Zama book

2012年06月26日
「ただのノートが100万冊売れた理由」 美崎 栄一郎 著
  新 刊 紹 介 出版社内の書籍情報へ飛ぶ(Amazon)
書籍名 ただのノートが100万冊売れた理由
著 者 美崎 栄一郎
出版社 徳間書店 発売日 2012/5/31 価 格 1.300円+税

 筆者は、花王(株)で商品開発のリーダーとして「アタック」「ニュービーズ」等の
洗濯用洗剤から「レイシャス」「ファインフィット」等の化粧品までを手掛け、
2011年秋に同社を退社。
現在は商品開発コンサルタントとして活動中。

 花王(株)での経験から、
「ヒット商品を連発するには、背景に確かな仕組みが存在する筈だ。

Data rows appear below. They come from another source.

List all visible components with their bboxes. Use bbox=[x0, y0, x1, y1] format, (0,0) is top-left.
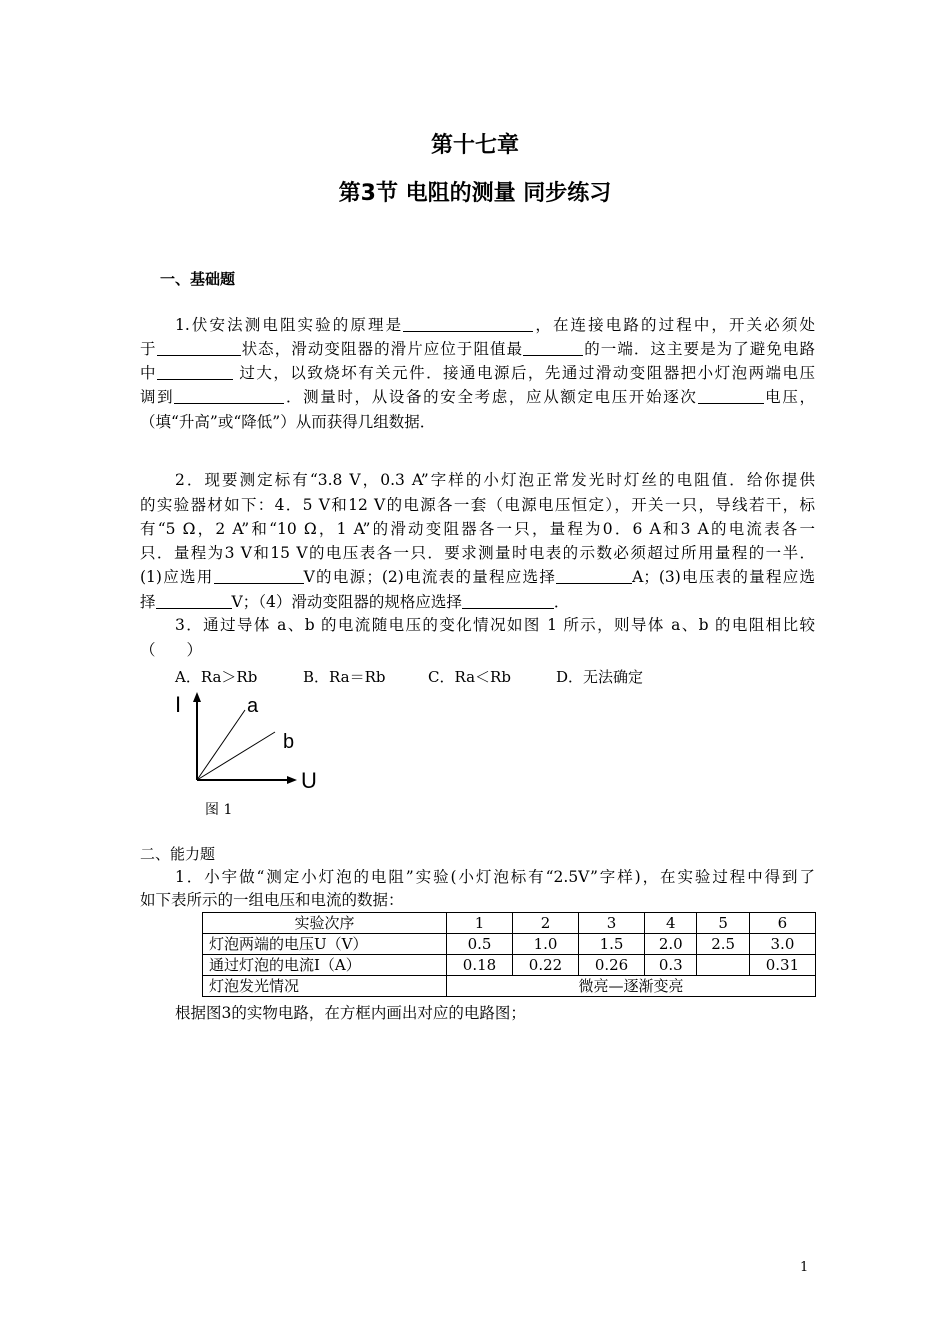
text-segment: 有“5 Ω，2 A”和“10 Ω，1 A”的滑动变阻器各一只，量程为0．6 A和3 A的电流表各一 bbox=[140, 520, 815, 538]
chapter-title: 第十七章 bbox=[430, 133, 519, 158]
text-line bbox=[140, 592, 815, 612]
p2-q1-line: 1．小宇做“测定小灯泡的电阻”实验(小灯泡标有“2.5V”字样)，在实验过程中得到了 bbox=[175, 868, 815, 886]
option-c: C．Ra＜Rb bbox=[428, 668, 511, 686]
text-segment: （填“升高”或“降低”）从而获得几组数据． bbox=[140, 413, 436, 431]
u-axis-arrow bbox=[287, 776, 297, 784]
text-line bbox=[140, 543, 815, 563]
text-segment: 只．量程为3 V和15 V的电压表各一只．要求测量时电表的示数必须超过所用量程的一半． bbox=[140, 544, 815, 562]
answer-blank[interactable] bbox=[214, 568, 304, 584]
text-segment: 的一端．这主要是为了避免电路 bbox=[583, 340, 815, 358]
text-line bbox=[140, 387, 815, 407]
part1-heading: 一、基础题 bbox=[160, 270, 236, 288]
table-cell: 灯泡两端的电压U（V） bbox=[203, 934, 447, 955]
text-line bbox=[140, 363, 815, 383]
line-b bbox=[197, 732, 275, 780]
text-line bbox=[140, 315, 815, 335]
answer-blank[interactable] bbox=[462, 593, 554, 609]
table-cell: 1.5 bbox=[579, 934, 645, 955]
table-cell: 0.26 bbox=[579, 955, 645, 976]
text-segment: 状态，滑动变阻器的滑片应位于阻值最 bbox=[240, 340, 524, 358]
figure-1-caption: 图 1 bbox=[205, 802, 233, 818]
text-segment: ．测量时，从设备的安全考虑，应从额定电压开始逐次 bbox=[284, 388, 698, 406]
table-row bbox=[203, 955, 816, 976]
table-cell: 1.0 bbox=[513, 934, 579, 955]
text-segment: 过大，以致烧坏有关元件．接通电源后，先通过滑动变阻器把小灯泡两端电压 bbox=[232, 364, 815, 382]
text-line bbox=[140, 495, 815, 515]
table-row bbox=[203, 976, 816, 997]
table-cell: 6 bbox=[749, 913, 815, 934]
text-segment: 2．现要测定标有“3.8 V，0.3 A”字样的小灯泡正常发光时灯丝的电阻值．给你提供 bbox=[175, 471, 815, 489]
text-segment: 的实验器材如下：4．5 V和12 V的电源各一套（电源电压恒定），开关一只，导线若干，标 bbox=[140, 496, 815, 514]
table-cell: 5 bbox=[697, 913, 749, 934]
answer-blank[interactable] bbox=[157, 364, 233, 380]
text-segment: 1.伏安法测电阻实验的原理是 bbox=[175, 316, 404, 334]
table-cell: 2.0 bbox=[645, 934, 697, 955]
table-cell: 0.31 bbox=[749, 955, 815, 976]
p2-q1-line: 如下表所示的一组电压和电流的数据： bbox=[140, 891, 404, 909]
text-segment: ，在连接电路的过程中，开关必须处 bbox=[533, 316, 815, 334]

」という仮説から、
キングジムの商品開発の仕組みや開発担当者の商品開発の進め方を
現場での取材、インタビュー等から分析しています。

 美崎氏は、「万人を対象にした商品ではなく、特定のユーザーから熱烈に支持される商品。
それこそが、キングジムが狙っているヒット商品なのです」と述べていますが、
まさにそうしたケースにおける成功例だと感じます。

 美崎氏のインタビューで同社の宮本社長は、「市場に存在していない独創的な商品を
開発する際は、リサーチや需要予測に時間をかけるよりも、できるだけ早く市場に出して
ユーザーの反応を見る方が、手っ取り早い上に精度も高い」と答えています。
 キングジムはマーケティングに頼ることなく、自分たちの信念に基づいて開発にまい進する、
というわけです。
 
 一般的に、商品を開発する際は、消費者動向を綿密に調査し、需要予測をして
会社の商品開発システムに則って展開されてゆきます。
 しかし、キングジムの場合は、そうしたことをせずに開発担当者の勘と意欲にまかせます。
万人向けのヒット商品がなかなか出難い今日の市場状況においては、
こうしたキングジム方式の商品開発の長所を検討する意義は多いにあるように思われます。